Dans ce cadre, Orange a demandé à pouvoir bénéficier de la procédure de non-contestation des griefs qui permet à une entreprise, à réception d’une notification de griefs, de tenter de faire diminuer le montant de la sanction en ne remettant pas en cause les griefs avancés par les services d’instruction de l’Autorité et en proposant des engagements visant à restaurer la concurrence sur le marché affecté par les pratiques.
Dommages et intérêts
L’Autorité a décidé, à l’occasion de cette affaire, d’appliquer ladite procédure, tout en s’inspirant de la lettre de la nouvelle procédure de transaction mise en place par la Loi Macron du 6 août 2015. Rappelons que cette dernière ne sera en principe pleinement applicable que dans les affaires pour lesquelles les griefs auront été notifiés après la publication de la loi. Selon cette nouvelle transaction, les services d’instruction de l’Autorité proposent des montants plancher et plafond qui permettront au Collège de l’Autorité de déterminer la sanction. Il apparaît au cas d’espèce que les services d’instruction n’ont proposé qu’un seul montant cible, 350 millions d’euros, négocié avec Orange et suivi par le Collège. Il ressort de la décision elle-même qu’outre les engagements de restauration de la concurrence (abandon des pratiques fidélisantes et accès non discriminatoire à l’information sur la boucle locale), Orange s’est engagé à ne pas faire appel de la décision de l’Autorité.
Au-delà de la sanction prononcée, il y a lieu également d’indiquer que la transaction ne met pas à l’abri Orange de possibles dommages et intérêts que concurrents ou clients pourraient lui réclamer.

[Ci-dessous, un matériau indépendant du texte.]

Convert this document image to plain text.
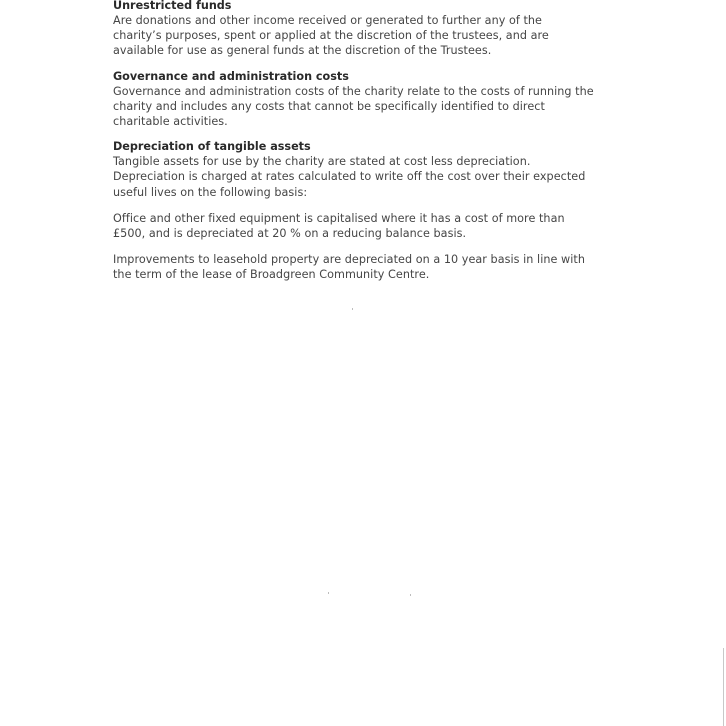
Unrestricted funds
Are donations and other income received or generated to further any of the
charity’s purposes, spent or applied at the discretion of the trustees, and are
available for use as general funds at the discretion of the Trustees.
Governance and administration costs
Governance and administration costs of the charity relate to the costs of running the
charity and includes any costs that cannot be specifically identified to direct
charitable activities.
Depreciation of tangible assets
Tangible assets for use by the charity are stated at cost less depreciation.
Depreciation is charged at rates calculated to write off the cost over their expected
useful lives on the following basis:
Office and other fixed equipment is capitalised where it has a cost of more than
£500, and is depreciated at 20 % on a reducing balance basis.
Improvements to leasehold property are depreciated on a 10 year basis in line with
the term of the lease of Broadgreen Community Centre.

En effet, la procédure actuelle de non-contestation des griefs comme la nouvelle transaction de la loi Macron, si elles permettent aux entreprises sanctionnées de pratiques anticoncurrentielles de ne pas reconnaître la matérialité des griefs reprochés, ne les mettent pourtant pas à l’abri de demandes de compensation des dommages qu’elles auraient créés.

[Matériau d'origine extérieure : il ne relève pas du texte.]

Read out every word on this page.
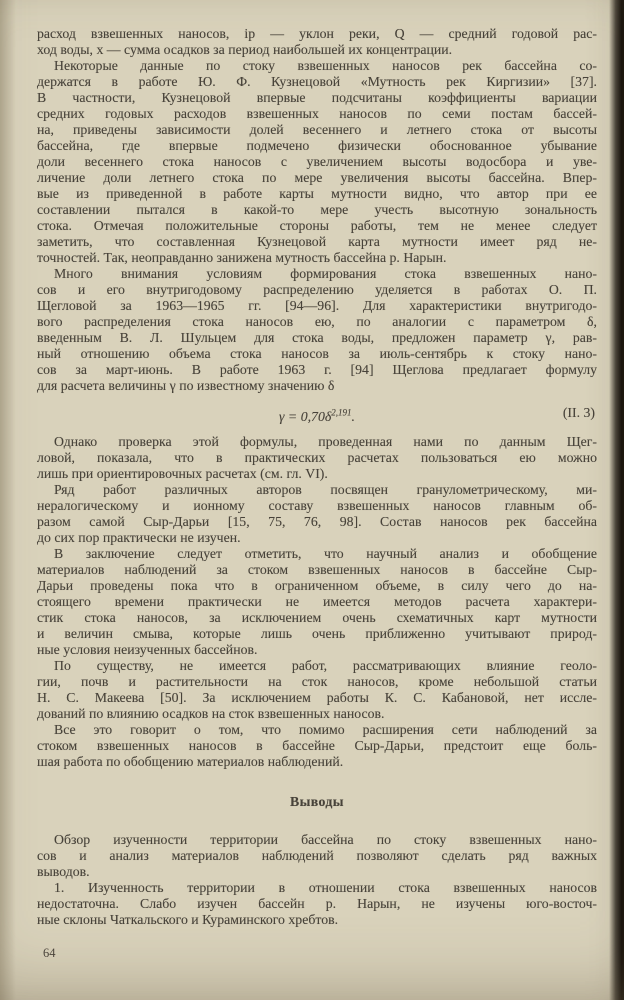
расход взвешенных наносов, iр — уклон реки, Q — средний годовой рас-
ход воды, х — сумма осадков за период наибольшей их концентрации.
Некоторые данные по стоку взвешенных наносов рек бассейна со-
держатся в работе Ю. Ф. Кузнецовой «Мутность рек Киргизии» [37].
В частности, Кузнецовой впервые подсчитаны коэффициенты вариации
средних годовых расходов взвешенных наносов по семи постам бассей-
на, приведены зависимости долей весеннего и летнего стока от высоты
бассейна, где впервые подмечено физически обоснованное убывание
доли весеннего стока наносов с увеличением высоты водосбора и уве-
личение доли летнего стока по мере увеличения высоты бассейна. Впер-
вые из приведенной в работе карты мутности видно, что автор при ее
составлении пытался в какой-то мере учесть высотную зональность
стока. Отмечая положительные стороны работы, тем не менее следует
заметить, что составленная Кузнецовой карта мутности имеет ряд не-
точностей. Так, неоправданно занижена мутность бассейна р. Нарын.
Много внимания условиям формирования стока взвешенных нано-
сов и его внутригодовому распределению уделяется в работах О. П.
Щегловой за 1963—1965 гг. [94—96]. Для характеристики внутригодо-
вого распределения стока наносов ею, по аналогии с параметром δ,
введенным В. Л. Шульцем для стока воды, предложен параметр γ, рав-
ный отношению объема стока наносов за июль-сентябрь к стоку нано-
сов за март-июнь. В работе 1963 г. [94] Щеглова предлагает формулу
для расчета величины γ по известному значению δ
$\gamma = 0,70\delta^{2,191}$.	(II. 3)
Однако проверка этой формулы, проведенная нами по данным Щег-
ловой, показала, что в практических расчетах пользоваться ею можно
лишь при ориентировочных расчетах (см. гл. VI).
Ряд работ различных авторов посвящен гранулометрическому, ми-
нералогическому и ионному составу взвешенных наносов главным об-
разом самой Сыр-Дарьи [15, 75, 76, 98]. Состав наносов рек бассейна
до сих пор практически не изучен.
В заключение следует отметить, что научный анализ и обобщение
материалов наблюдений за стоком взвешенных наносов в бассейне Сыр-
Дарьи проведены пока что в ограниченном объеме, в силу чего до на-
стоящего времени практически не имеется методов расчета характери-
стик стока наносов, за исключением очень схематичных карт мутности
и величин смыва, которые лишь очень приближенно учитывают природ-
ные условия неизученных бассейнов.
По существу, не имеется работ, рассматривающих влияние геоло-
гии, почв и растительности на сток наносов, кроме небольшой статьи
Н. С. Макеева [50]. За исключением работы К. С. Кабановой, нет иссле-
дований по влиянию осадков на сток взвешенных наносов.
Все это говорит о том, что помимо расширения сети наблюдений за
стоком взвешенных наносов в бассейне Сыр-Дарьи, предстоит еще боль-
шая работа по обобщению материалов наблюдений.
Выводы
Обзор изученности территории бассейна по стоку взвешенных нано-
сов и анализ материалов наблюдений позволяют сделать ряд важных
выводов.
1. Изученность территории в отношении стока взвешенных наносов
недостаточна. Слабо изучен бассейн р. Нарын, не изучены юго-восточ-
ные склоны Чаткальского и Кураминского хребтов.
64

Au stade de la procédure devant l’Autorité, les entreprises ainsi poursuivies se contentent dans ce cadre de ne se défendre que sur les paramètres de la sanction, à la différence de la procédure européenne de transaction dans lesquelles les entreprises incriminées doivent reconnaître devant la Commission la matérialité des faits qui leur sont reprochés.
Droit de la concurrence
Cette absence de reconnaissance en droit français doit donc conduire les entreprises victimes à prouver l’existence des pratiques interdites, d’un lien de causalité et d’un préjudice pour faire compenser le dommage qu’elles ont subi. Il faut noter toutefois deux mouvements à cet égard. Le premier conduit l’Autorité française à faire d’une pratique habituelle l’incitation1 adressée aux entreprises victimes de faire compenser leurs dommages, ce qui est le cas dans la présente décision. Le second résulte de la directive sur la réparation du préjudice causé à des entreprises victimes de pratiques anticoncurrentielles et qui doit être transposée au plus tard le 27 décembre 2016 dans le droit des 28 États membres de l’UE.
Cette nouvelle directive vient compléter l’arsenal sur lequel joue l’Autorité pour dissuader les acteurs économiques de se livrer à des pratiques anticoncurrentielles. Avec cette sanction record l’Autorité de la concurrence illustre une nouvelle fois sa volonté de faire usage avec force de cet arsenal. La récurrence de ce type de décision, et le risque de voir les victimes des pratiques anticoncurrentielles en cause poursuivre les auteurs de ces pratiques devant les juridictions judiciaires, doit plus que jamais inciter les acteurs économiques à prendre en compte les spécificités du droit de la concurrence dans leur stratégie commerciale, mais aussi en amont de leurs décisions de restructuration ou de partenariat avec des tiers.
1 Dans ses décisions ou dans les communiqués de presse qui les accompagnent.